A veces tengo que encerrarme acá para hablar sin que me vean, sin que me oigan, tengo que decir frases que había perdido y que ahora reaparecen y me ayudan a cubrir el pastizal, a superponer la luz de mi lengua natal sobre esta luz traducida donde respiro cada día. Y es como volver sin moverme, volver en castellano, entrar de nuevo a casa. Eso no se deshizo, no se perdió; el desierto no me comió la lengua. Ellos están conmigo si los nombro, incluso las Marías que yo fui, las que tuve que ser, que logré ser, que pude ser. Las agrupo en mi sueño donde todo está a salvo todavía (El año del desierto).

Finalmente, me pregunto cómo interpretar este desierto. De lo que no podemos dudar es de que ya no es el desierto decimonónico. O sí, pero de un modo distinto. De hecho, está construido a partir de la tradición argentina. Pero es más que desierto, es un metadesierto, porque contiene en sí a los iniciadores de dicha tradición y a quienes la perpetúan.

Recordemos ahora que la incomunicación fue una de las características fundantes del desierto. Mairal, al reconstruirlo en su novela, la elimina, puesto que presenta el desierto con voz propia. Y no solo eso, sino también con memoria colectiva, histórica y mítica.

En términos de Michel Foucault (Espacios otros), es una heterotropía, es decir, un espacio otro con una función social que se vivencia. En términos de Edward Soja (El tercer espacio. Ampliando el horizonte de la imaginación geográfica), es un tercer espacio, es decir, una zona construida a partir de la confluencia de lo histórico, lo social y lo espacial; o de otra manera, lo percibido, lo concebido y lo vivido.

En definitiva, Mairal plantea un juego narrativo a través del cual los espacios materiales (primer espacio) se transforman en espacios simbólicos (segundo espacio) hasta disolverse en la nada (forma alternativa y lúdica del tercer espacio). En la disolución de los ambientes, los personajes y las identidades, se deconstruye incluso el quehacer literario e historiográfico que conformó la cultura argentina tal como la concebimos hoy.

No diré, pues, que el desierto es un lugar negativo, que el lector saque sus propias conclusiones. Sí diré, en cambio, que es donde toman cuerpo la marginación y la barbarie, y no precisamente como resultados de aquel. Por el contrario, quien las genera, como consecuencias de sí misma, es la civilización. Aquí, causa y efecto se confunden, hasta la negación.

Por lo tanto, el desierto y, por metonimia, el país, nunca debieron haber nacido en estas condiciones de marginalidad sistematizada.

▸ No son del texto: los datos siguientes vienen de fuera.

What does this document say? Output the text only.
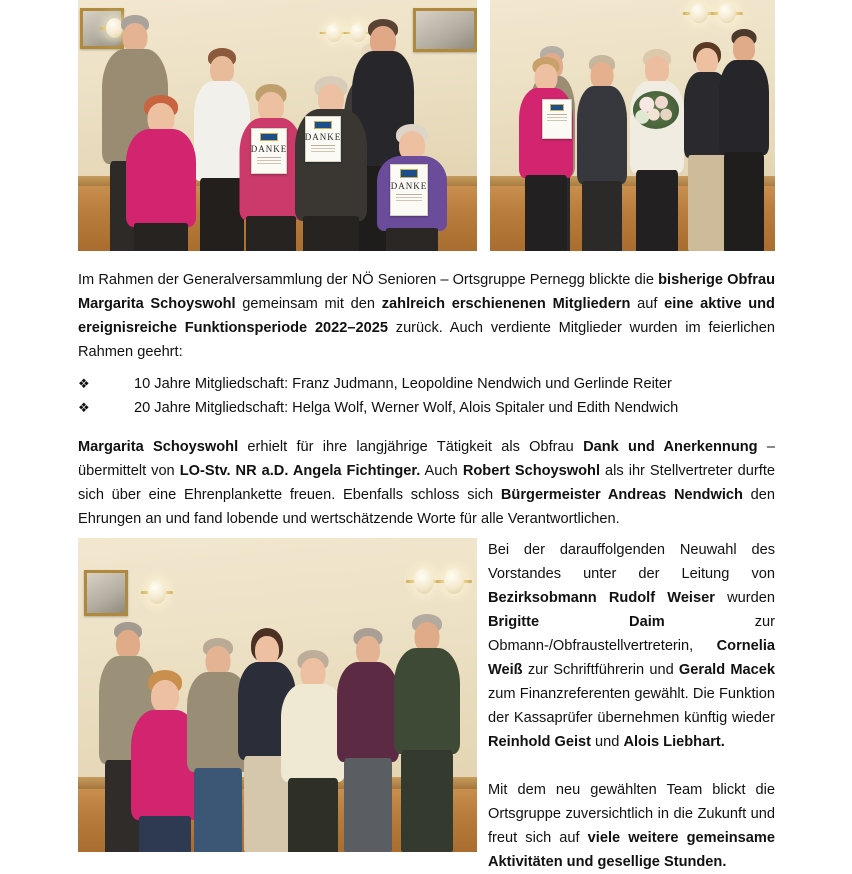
DANKE
DANKE
DANKE

Im Rahmen der Generalversammlung der NÖ Senioren – Ortsgruppe Pernegg blickte die bisherige Obfrau Margarita Schoyswohl gemeinsam mit den zahlreich erschienenen Mitgliedern auf eine aktive und ereignisreiche Funktionsperiode 2022–2025 zurück. Auch verdiente Mitglieder wurden im feierlichen Rahmen geehrt:

❖	10 Jahre Mitgliedschaft: Franz Judmann, Leopoldine Nendwich und Gerlinde Reiter
❖	20 Jahre Mitgliedschaft: Helga Wolf, Werner Wolf, Alois Spitaler und Edith Nendwich

Margarita Schoyswohl erhielt für ihre langjährige Tätigkeit als Obfrau Dank und Anerkennung – übermittelt von LO-Stv. NR a.D. Angela Fichtinger. Auch Robert Schoyswohl als ihr Stellvertreter durfte sich über eine Ehrenplankette freuen. Ebenfalls schloss sich Bürgermeister Andreas Nendwich den Ehrungen an und fand lobende und wertschätzende Worte für alle Verantwortlichen.

Bei der darauffolgenden Neuwahl des Vorstandes unter der Leitung von Bezirksobmann Rudolf Weiser wurden Brigitte Daim zur Obmann-/Obfraustellvertreterin, Cornelia Weiß zur Schriftführerin und Gerald Macek zum Finanzreferenten gewählt. Die Funktion der Kassaprüfer übernehmen künftig wieder Reinhold Geist und Alois Liebhart.

Mit dem neu gewählten Team blickt die Ortsgruppe zuversichtlich in die Zukunft und freut sich auf viele weitere gemeinsame Aktivitäten und gesellige Stunden.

El avance de la intemperie es un signo de justicia poética. Como se cree que dijera Anaximandro: «Las cosas de donde viene el nacimiento a lo que existe son aquellas a donde tiende también su corrupción, como debe ser; pues lo que existe sufre recíprocamente castigo y venganza por su injusticia, según el decreto del Tiempo» (La sabiduría griega, tomo II, Colli). La Nación que se constituyó para eliminar el desierto, será eliminada por este.